We test that the get.2pl.params function is working by comparing its output to the first.names variable we constructed earlier.
## N.B. get.2pl.params can give the same values as first.names
all.equal( get.2pl.params( 1, 1, 1, 1 ), first.names)
## [1] TRUE

## So now we can look at the first five samples of the first
## three item discrimination parameters
run.A[ get.2pl.params(NULL, 1:3, NULL, NULL), 1:5]
##               [,1]      [,2]      [,3]      [,4]      [,5]
## a.disc 1 0.7120615 0.7120615 0.7120615 0.7120615 0.7120615
## a.disc 2 1.1440699 1.1440699 1.1440699 1.1440699 1.1440699
## a.disc 3 0.7326655 0.7326655 0.7326655 0.7326655 0.7326655

Visualizing sampler output

We can use coda to analyze and visualize the output of the sampler. Because we chose a matrix for the output, converting run.A to coda's format is trivial:

require(coda)
## If the above command fails, you must install the 
## coda library.

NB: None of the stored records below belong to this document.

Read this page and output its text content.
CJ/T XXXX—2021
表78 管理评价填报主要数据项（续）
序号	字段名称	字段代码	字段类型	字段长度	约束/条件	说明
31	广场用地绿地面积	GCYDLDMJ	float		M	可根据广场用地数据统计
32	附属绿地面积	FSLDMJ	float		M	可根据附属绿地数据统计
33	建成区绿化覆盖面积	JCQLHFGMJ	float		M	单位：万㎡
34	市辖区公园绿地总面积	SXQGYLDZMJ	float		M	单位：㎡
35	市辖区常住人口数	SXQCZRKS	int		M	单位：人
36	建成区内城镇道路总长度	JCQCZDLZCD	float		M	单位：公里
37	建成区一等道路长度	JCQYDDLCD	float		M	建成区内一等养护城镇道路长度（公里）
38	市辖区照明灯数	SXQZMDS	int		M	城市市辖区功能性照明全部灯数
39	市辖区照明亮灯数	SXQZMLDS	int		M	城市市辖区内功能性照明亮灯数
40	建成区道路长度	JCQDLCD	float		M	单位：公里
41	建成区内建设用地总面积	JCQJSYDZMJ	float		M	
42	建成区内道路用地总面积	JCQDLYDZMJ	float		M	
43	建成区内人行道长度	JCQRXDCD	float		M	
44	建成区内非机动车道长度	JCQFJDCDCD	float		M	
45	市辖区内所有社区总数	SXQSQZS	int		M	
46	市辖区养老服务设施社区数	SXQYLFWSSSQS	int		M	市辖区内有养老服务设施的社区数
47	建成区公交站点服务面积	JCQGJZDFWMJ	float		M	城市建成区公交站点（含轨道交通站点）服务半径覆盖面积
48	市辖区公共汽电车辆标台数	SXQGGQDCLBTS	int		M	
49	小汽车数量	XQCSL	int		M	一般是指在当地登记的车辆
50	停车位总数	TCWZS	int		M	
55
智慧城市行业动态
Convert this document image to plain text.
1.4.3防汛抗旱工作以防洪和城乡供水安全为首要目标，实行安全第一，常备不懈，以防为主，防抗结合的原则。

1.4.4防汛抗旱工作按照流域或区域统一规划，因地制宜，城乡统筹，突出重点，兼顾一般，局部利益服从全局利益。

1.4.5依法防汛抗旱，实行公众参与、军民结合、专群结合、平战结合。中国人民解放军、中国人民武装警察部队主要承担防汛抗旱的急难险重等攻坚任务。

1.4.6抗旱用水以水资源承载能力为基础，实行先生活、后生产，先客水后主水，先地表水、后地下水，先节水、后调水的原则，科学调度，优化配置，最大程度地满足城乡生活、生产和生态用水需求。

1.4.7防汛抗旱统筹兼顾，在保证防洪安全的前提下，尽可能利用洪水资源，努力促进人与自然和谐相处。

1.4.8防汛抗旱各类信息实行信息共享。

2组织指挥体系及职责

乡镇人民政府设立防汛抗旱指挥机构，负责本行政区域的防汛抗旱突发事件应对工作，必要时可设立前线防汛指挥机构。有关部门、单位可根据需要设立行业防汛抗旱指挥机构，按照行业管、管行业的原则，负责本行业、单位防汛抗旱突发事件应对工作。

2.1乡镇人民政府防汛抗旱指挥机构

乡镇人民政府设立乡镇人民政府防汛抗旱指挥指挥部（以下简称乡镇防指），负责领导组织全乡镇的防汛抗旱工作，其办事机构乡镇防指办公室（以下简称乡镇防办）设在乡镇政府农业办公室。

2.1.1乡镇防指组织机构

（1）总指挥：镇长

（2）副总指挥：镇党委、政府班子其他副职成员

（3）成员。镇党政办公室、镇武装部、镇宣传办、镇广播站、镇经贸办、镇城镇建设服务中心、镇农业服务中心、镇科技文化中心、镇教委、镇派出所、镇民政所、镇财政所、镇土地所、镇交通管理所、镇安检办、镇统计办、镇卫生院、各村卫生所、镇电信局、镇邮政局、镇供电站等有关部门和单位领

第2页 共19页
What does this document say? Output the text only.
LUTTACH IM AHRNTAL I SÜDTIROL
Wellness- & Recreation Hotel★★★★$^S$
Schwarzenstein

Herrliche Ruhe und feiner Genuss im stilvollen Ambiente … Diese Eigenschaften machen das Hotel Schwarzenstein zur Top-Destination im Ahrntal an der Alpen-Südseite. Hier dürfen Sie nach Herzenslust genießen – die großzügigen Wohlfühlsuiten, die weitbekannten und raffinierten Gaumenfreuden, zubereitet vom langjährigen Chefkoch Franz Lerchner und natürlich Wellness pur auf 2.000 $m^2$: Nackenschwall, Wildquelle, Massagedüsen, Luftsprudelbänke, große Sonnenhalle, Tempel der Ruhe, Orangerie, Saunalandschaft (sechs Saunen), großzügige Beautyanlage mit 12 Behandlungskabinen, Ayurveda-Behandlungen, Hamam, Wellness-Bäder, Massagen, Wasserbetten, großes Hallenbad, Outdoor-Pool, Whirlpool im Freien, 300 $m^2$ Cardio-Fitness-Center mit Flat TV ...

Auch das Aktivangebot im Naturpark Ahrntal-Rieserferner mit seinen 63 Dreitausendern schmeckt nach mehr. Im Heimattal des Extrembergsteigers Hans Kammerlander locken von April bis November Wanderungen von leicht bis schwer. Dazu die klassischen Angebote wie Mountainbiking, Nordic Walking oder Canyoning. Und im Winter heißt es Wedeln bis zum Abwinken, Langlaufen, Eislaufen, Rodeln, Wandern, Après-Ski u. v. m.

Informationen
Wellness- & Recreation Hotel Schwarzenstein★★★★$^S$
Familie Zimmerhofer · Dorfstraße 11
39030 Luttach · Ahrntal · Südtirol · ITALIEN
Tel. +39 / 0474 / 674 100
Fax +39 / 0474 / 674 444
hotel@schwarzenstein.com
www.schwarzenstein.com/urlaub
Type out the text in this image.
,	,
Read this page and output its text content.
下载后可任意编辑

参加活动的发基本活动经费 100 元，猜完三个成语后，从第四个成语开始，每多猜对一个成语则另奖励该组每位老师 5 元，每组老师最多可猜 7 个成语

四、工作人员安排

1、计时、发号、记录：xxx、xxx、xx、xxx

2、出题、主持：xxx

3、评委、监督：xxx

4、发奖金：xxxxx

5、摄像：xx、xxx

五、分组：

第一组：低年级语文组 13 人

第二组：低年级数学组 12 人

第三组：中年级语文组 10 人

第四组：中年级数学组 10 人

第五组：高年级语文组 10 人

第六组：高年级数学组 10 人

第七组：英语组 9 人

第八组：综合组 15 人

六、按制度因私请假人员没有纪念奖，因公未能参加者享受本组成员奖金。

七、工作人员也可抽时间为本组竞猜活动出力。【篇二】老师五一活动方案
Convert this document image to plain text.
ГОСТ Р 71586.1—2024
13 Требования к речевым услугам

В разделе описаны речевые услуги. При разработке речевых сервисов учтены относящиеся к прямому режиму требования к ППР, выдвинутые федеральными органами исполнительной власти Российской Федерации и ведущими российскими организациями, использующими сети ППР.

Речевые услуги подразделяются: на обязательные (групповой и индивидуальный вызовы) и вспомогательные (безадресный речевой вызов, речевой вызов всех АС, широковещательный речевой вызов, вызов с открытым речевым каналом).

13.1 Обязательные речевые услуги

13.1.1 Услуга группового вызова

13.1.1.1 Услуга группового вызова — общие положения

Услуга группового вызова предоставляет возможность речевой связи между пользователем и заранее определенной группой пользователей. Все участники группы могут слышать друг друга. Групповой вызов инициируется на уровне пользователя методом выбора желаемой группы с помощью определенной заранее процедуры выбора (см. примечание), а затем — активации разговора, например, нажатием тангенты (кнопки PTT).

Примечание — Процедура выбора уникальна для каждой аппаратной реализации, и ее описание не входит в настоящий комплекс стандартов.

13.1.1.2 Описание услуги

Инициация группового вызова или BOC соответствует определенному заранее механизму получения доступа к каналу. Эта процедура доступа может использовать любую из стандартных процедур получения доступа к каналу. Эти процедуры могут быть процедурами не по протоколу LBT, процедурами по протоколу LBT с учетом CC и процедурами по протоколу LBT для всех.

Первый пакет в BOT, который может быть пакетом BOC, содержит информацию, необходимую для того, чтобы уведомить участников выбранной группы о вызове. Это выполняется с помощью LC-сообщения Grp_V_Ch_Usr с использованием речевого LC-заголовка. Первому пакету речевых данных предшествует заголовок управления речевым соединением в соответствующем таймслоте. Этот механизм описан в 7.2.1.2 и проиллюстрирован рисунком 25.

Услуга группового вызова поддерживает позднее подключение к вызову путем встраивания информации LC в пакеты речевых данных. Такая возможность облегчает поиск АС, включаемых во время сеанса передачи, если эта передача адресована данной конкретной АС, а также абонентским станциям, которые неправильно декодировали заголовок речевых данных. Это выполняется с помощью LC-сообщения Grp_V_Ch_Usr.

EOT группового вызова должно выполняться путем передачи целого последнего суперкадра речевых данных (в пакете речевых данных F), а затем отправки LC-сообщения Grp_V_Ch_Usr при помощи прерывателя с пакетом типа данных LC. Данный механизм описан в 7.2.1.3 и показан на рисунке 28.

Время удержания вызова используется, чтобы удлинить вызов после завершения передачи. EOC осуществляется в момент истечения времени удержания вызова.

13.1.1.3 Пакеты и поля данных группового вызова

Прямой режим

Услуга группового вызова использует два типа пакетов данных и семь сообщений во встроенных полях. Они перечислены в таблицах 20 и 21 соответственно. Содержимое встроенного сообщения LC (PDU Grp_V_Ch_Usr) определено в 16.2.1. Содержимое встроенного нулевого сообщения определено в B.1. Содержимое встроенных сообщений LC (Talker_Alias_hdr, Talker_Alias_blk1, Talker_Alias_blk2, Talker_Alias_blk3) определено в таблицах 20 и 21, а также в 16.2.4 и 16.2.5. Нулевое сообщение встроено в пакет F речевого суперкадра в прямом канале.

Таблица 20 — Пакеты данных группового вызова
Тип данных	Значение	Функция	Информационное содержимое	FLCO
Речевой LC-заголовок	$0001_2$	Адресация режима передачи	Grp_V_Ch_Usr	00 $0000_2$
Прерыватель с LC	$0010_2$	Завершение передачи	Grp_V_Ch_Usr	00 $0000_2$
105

To do so, un-comment the install.packages 
## line below, run it, and follow the directions it gives.
##
## install.packages('coda')

## N.B. t(...) takes the transpose of a matrix
run.A.mcmc <- mcmc( t(run.A) )

A coda mcmc object behaves like a matrix. We can use the get.2pl.params function to extract out the variables we want. Note that for the mcmc object, the variables are in the columns.

run.A.mcmc[1:5, get.2pl.params(1,1,1,1)]
##      theta.abl 1  a.disc 1 b.diff 1 sig2.theta
## [1,]   -1.682354 0.7120615       -3     1.5625
## [2,]   -1.682354 0.7120615       -3     1.5625
## [3,]   -1.682354 0.7120615       -3     1.5625
## [4,]   -1.682354 0.7120615       -3     1.5625
## [5,]   -1.682354 0.7120615       -3     1.5625

A coda mcmc object has a default plotting method. Therefore it is trivial to produce this graph

with one line of R code

plot( run.A.mcmc[, get.2pl.params(1,1,1,1)], density=FALSE )

Run

help(plot.mcmc)

for the help page, which gives details on how to customize the graph.

Note that the graph is not particularly impressive because the sampler is not doing anything yet.